Consider a dataset of 81 observations with 4 measured independent variables and one dependent variable. In this dataset, some of of the observations are missing values for some of the independent variables. There's no pattern to the missing values, but I'm left with only 50 rows of complete data.
In R it can be generated thusly:
set.seed(1001)
X1 = c(-1,0,1)
df = expand.grid(X1=X1,X2=X1,X3=X1,X4=X1)
df$Y = df$X1+3*df$X2-0.5*df$X3+rnorm(81,0,1)
df$X1[sample(1:81,10,replace = FALSE)] = NA
df$X2[sample(1:81,10,replace = FALSE)] = NA
df$X3[sample(1:81,10,replace = FALSE)] = NA
df$X4[sample(1:81,10,replace = FALSE)] = NA
any(apply(is.na(df[,1:4]),1,all))
> FALSE
sum(apply(!is.na(df[,1:4]),1,all))
> 50
If I were to fit a regression model to this data I would use only the 50 complete data points. However, I wish to identify the 'best' model and so I plan to use all subsets regression. That is, I will take each variable and regress it against the response, keeping the best. Then I will take sets of two variables and perform multiple regression, keeping the best, etc...
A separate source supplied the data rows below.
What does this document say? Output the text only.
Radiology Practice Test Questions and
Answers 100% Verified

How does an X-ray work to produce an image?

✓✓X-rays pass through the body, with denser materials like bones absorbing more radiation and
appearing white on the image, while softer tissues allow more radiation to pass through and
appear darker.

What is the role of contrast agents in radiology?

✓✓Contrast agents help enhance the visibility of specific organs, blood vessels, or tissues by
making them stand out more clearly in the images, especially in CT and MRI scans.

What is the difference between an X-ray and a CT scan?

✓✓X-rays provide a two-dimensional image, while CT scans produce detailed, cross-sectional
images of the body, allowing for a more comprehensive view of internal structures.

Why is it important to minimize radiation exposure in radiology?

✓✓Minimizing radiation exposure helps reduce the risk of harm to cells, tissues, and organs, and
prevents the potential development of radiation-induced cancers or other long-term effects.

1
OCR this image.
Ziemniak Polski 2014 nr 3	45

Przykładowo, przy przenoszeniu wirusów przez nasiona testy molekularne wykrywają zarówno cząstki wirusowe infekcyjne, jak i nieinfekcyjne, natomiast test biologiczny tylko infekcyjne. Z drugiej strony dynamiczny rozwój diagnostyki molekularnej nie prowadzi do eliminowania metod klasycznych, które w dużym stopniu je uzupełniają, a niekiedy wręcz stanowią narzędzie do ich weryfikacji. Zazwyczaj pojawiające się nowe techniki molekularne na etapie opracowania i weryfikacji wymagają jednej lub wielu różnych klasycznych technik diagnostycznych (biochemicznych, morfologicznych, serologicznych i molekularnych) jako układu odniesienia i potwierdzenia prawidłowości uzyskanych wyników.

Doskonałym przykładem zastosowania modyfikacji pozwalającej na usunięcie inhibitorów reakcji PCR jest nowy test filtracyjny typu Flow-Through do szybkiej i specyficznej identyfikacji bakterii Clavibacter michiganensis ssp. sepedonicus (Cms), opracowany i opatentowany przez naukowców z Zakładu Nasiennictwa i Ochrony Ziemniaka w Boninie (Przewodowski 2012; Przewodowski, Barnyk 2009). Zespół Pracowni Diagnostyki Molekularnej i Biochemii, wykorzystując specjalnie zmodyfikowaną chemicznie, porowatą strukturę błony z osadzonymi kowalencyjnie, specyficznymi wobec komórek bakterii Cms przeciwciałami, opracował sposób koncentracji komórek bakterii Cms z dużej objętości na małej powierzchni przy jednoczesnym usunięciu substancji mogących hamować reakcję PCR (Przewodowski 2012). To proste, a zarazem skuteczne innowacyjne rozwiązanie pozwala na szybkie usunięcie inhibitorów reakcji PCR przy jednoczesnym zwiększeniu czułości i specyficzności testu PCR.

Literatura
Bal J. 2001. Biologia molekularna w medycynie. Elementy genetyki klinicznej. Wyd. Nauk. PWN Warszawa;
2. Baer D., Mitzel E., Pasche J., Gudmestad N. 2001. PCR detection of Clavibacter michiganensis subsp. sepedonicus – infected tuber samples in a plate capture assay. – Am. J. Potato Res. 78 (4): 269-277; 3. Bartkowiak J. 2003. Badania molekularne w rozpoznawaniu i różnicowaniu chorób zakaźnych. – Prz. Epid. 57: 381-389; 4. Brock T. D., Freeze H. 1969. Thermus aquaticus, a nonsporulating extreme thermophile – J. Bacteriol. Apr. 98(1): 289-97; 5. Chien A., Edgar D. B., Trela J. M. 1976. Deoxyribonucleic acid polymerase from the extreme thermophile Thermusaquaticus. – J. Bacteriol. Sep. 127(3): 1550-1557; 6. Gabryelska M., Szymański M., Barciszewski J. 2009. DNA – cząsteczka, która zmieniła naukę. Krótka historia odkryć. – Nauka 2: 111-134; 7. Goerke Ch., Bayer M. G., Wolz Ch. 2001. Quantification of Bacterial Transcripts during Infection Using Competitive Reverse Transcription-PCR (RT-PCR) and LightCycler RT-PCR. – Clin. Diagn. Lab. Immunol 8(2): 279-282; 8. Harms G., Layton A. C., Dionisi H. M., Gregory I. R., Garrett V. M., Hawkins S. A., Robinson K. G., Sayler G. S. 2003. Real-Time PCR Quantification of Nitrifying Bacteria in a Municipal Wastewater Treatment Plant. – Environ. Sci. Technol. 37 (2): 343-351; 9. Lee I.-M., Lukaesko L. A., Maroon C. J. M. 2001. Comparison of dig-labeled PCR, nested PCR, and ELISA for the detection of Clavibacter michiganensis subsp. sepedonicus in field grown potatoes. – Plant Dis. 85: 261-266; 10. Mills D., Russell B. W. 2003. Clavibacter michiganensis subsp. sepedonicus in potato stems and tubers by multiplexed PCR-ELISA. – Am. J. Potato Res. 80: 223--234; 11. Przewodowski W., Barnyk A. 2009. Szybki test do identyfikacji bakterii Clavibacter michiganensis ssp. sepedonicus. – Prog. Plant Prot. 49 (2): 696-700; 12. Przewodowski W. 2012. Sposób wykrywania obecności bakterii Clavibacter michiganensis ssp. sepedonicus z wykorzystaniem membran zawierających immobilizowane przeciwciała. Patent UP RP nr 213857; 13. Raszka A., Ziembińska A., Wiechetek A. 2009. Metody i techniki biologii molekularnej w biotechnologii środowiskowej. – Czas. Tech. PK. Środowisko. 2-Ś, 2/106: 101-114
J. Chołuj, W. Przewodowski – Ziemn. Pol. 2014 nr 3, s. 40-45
When I am calculating each of the regression equations, should I:
- Use only the 50 complete data points?
- Use the set of complete observations as determined by my current subset?
It seems to me that if I'm going fishing I may as well use as many observations as are available to me - after all, if only X1 and X2 are meaningfully correlated with the response then I don't care (anymore) about X3 or X4. However, most software implementations opt for (1) but I don't know if this is because it is computationally easier to extract the subset of observations which are complete and then iterate of the columns or if it is statistically more appropriate to use the same set of observations for each comparison.
EDIT
Additional information. Please assume that if required, any of the variables could be consistently and reliably generated. It's just that up to this point, they've been inconsistently recorded. I could, if desired, design and execute an experiment on all four variables, I would just rather not go through that hassle.
This brings up another point - I really don't care about prediction, I care about explanation. My 'best' model may be the one which minimizes VIFs.
I understand that this approach may not result in me selecting the true 'best' model - I really am only interested in the question I posed, namely, when I am taking this approach, should I use only the complete cases for the whole dataset or should I use the complete cases for the subset being fit.